Walmart had a lot to discuss, as was proved by the meeting going on for more than eight hours. The main conclusions drawn from the event were the significant downgrading of sales projections for 2015, which have been readjusted from between 3% and 5% to between 2% and 3%.
Although lower than first thought, growth of 2% to 3% for Walmart equates to an increase of around $10bn (£6.2bn) to $15bn (£9.3bn) year-on-year.
Walmart’s future strategy includes a deceleration of expansion. Next year the retailer expects to add 26 to 30 million sq ft of new floor space globally, compared with 32 to 34 million sq ft this year.
Walmart is also to dispel the notion of its one-size-fits-all policy in international markets. Instead, it will focus on each individual market.
It will also wind back new floorspace development in the US (15 to 16 million sq ft versus 21 to 22 million sq ft).
The readjustment in square footage growth mirrors the lowering of sales projections. Capital expenditure will be only slightly less, at $11.6bn (£7.2bn) to $12.9bn (£7.9bn), as opposed to $12.5 (£7.7bn) to $13bn (£8bn) this year.
Within the capital plan, there will be a significant change in the areas the retailer invests in. Ecommerce and digital will be the main beneficiary.
Ecommerce spend is to be increased from $1.2bn (£743m) to $1.5bn (£929m), compared with $1bn (£619m) this year (and just $400m (£247m) in 2013).

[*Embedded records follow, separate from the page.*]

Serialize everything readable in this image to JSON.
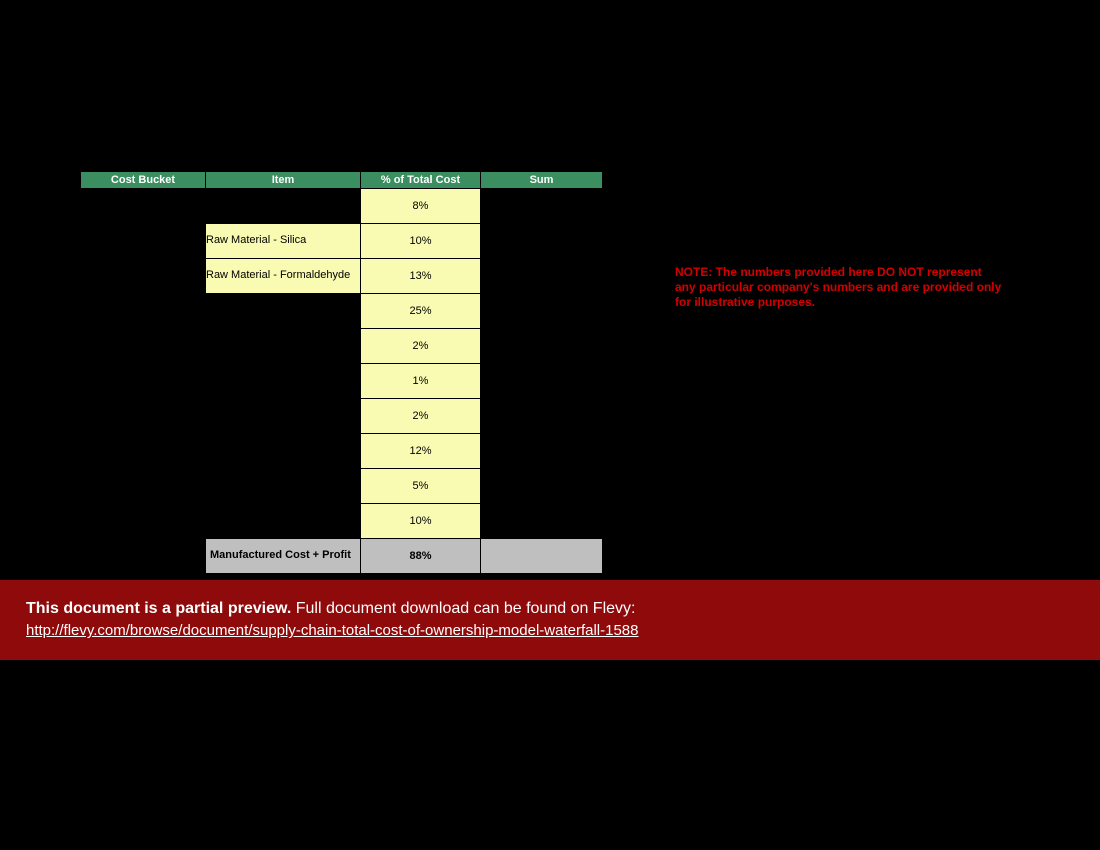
{
  "headers": {
    "bucket": "Cost Bucket",
    "item": "Item",
    "pct": "% of Total Cost",
    "sum": "Sum"
  },
  "rows": [
    {
      "item": "",
      "pct": "8%"
    },
    {
      "item": "Raw Material - Silica",
      "pct": "10%"
    },
    {
      "item": "Raw Material - Formaldehyde",
      "pct": "13%"
    },
    {
      "item": "",
      "pct": "25%"
    },
    {
      "item": "",
      "pct": "2%"
    },
    {
      "item": "",
      "pct": "1%"
    },
    {
      "item": "",
      "pct": "2%"
    },
    {
      "item": "",
      "pct": "12%"
    },
    {
      "item": "",
      "pct": "5%"
    },
    {
      "item": "",
      "pct": "10%"
    }
  ],
  "subtotal": {
    "item": "Manufactured Cost + Profit",
    "pct": "88%",
    "sum": ""
  },
  "note": "NOTE: The numbers provided here DO NOT represent any particular company's numbers and are provided only for illustrative purposes.",
  "banner": {
    "bold": "This document is a partial preview.",
    "rest": "  Full document download can be found on Flevy:",
    "link_text": "http://flevy.com/browse/document/supply-chain-total-cost-of-ownership-model-waterfall-1588",
    "link_href": "http://flevy.com/browse/document/supply-chain-total-cost-of-ownership-model-waterfall-1588"
  }
}
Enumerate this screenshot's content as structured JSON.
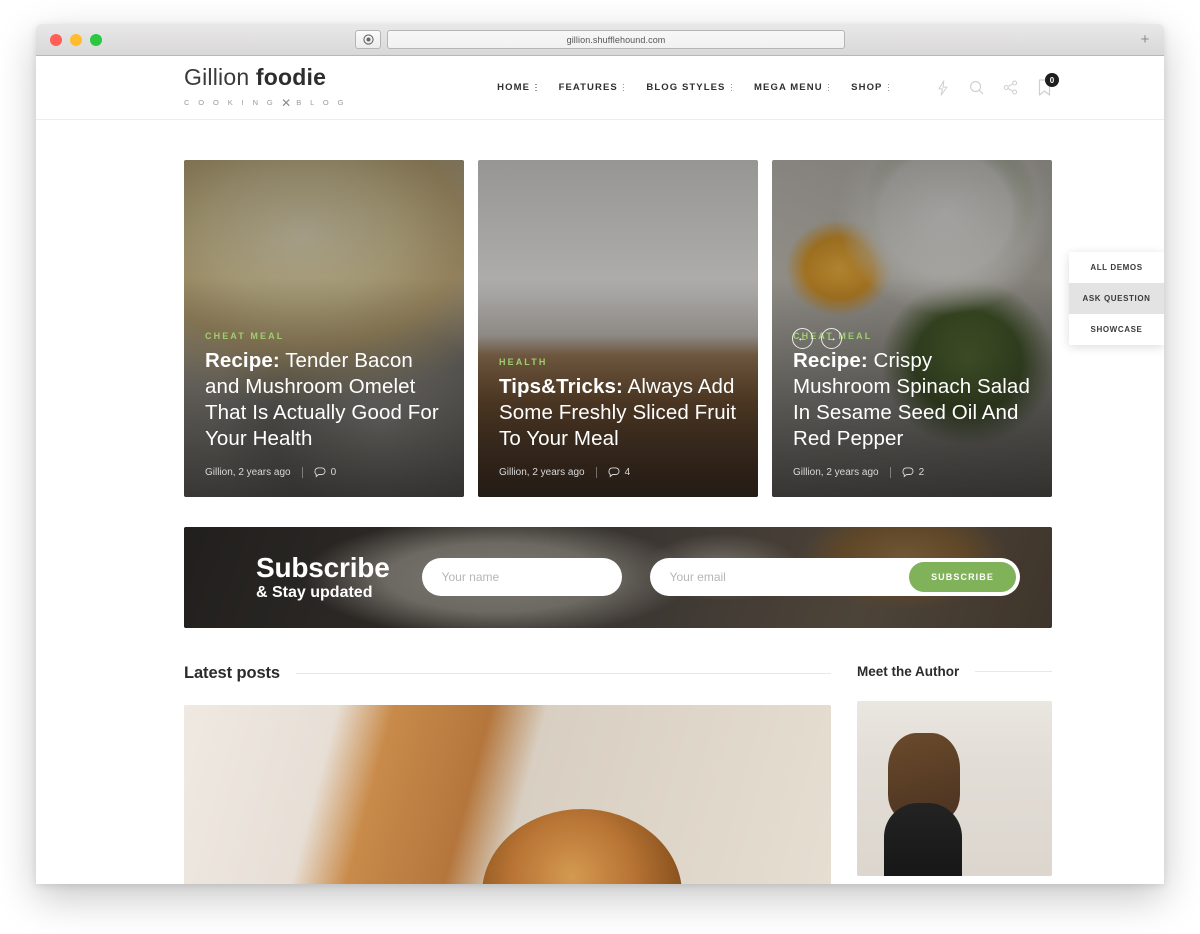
{
  "browser": {
    "url": "gillion.shufflehound.com",
    "new_tab_label": "+",
    "traffic_lights": [
      "close",
      "minimize",
      "maximize"
    ]
  },
  "header": {
    "logo_first": "Gillion",
    "logo_second": "foodie",
    "tagline_left": "C O O K I N G",
    "tagline_mark": "✕",
    "tagline_right": "B L O G",
    "nav": [
      {
        "label": "HOME"
      },
      {
        "label": "FEATURES"
      },
      {
        "label": "BLOG STYLES"
      },
      {
        "label": "MEGA MENU"
      },
      {
        "label": "SHOP"
      }
    ],
    "icons": [
      {
        "name": "lightning-icon"
      },
      {
        "name": "search-icon"
      },
      {
        "name": "share-icon"
      },
      {
        "name": "bookmark-icon",
        "badge": "0"
      }
    ]
  },
  "hero": {
    "cards": [
      {
        "category": "CHEAT MEAL",
        "title_lead": "Recipe:",
        "title_rest": " Tender Bacon and Mushroom Omelet That Is Actually Good For Your Health",
        "author": "Gillion, 2 years ago",
        "comments": "0"
      },
      {
        "category": "HEALTH",
        "title_lead": "Tips&Tricks:",
        "title_rest": " Always Add Some Freshly Sliced Fruit To Your Meal",
        "author": "Gillion, 2 years ago",
        "comments": "4"
      },
      {
        "category": "CHEAT MEAL",
        "title_lead": "Recipe:",
        "title_rest": " Crispy Mushroom Spinach Salad In Sesame Seed Oil And Red Pepper",
        "author": "Gillion, 2 years ago",
        "comments": "2",
        "prev_arrow": "←",
        "next_arrow": "→"
      }
    ]
  },
  "subscribe": {
    "title": "Subscribe",
    "subtitle": "& Stay updated",
    "name_placeholder": "Your name",
    "email_placeholder": "Your email",
    "button_label": "SUBSCRIBE",
    "button_color": "#7fb259"
  },
  "lower": {
    "latest_posts_title": "Latest posts",
    "author_title": "Meet the Author"
  },
  "side_panel": {
    "items": [
      {
        "label": "ALL DEMOS",
        "active": false
      },
      {
        "label": "ASK QUESTION",
        "active": true
      },
      {
        "label": "SHOWCASE",
        "active": false
      }
    ]
  },
  "colors": {
    "accent_green": "#9ecf6e",
    "button_green": "#7fb259",
    "text_dark": "#2b2b2b"
  }
}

Walmart has recognised the ‘heyday of retail’ has changed and times of aggressive expansion and rapid sales growth are long gone. Instead the industry has moved towards smaller formats, convenience, focusing more on the consumer and working its existing sales space harder.
As a result the retailer has delivered a very honest appraisal of its position in the market and recognised the right strategic course to ensure long-term prosperity.
Ultimately Walmart has acknowledged the ‘bigger picture’ and has moderated its strategic position to counter this. It is putting in place initiatives to ride with industry changes in order to drive its business further.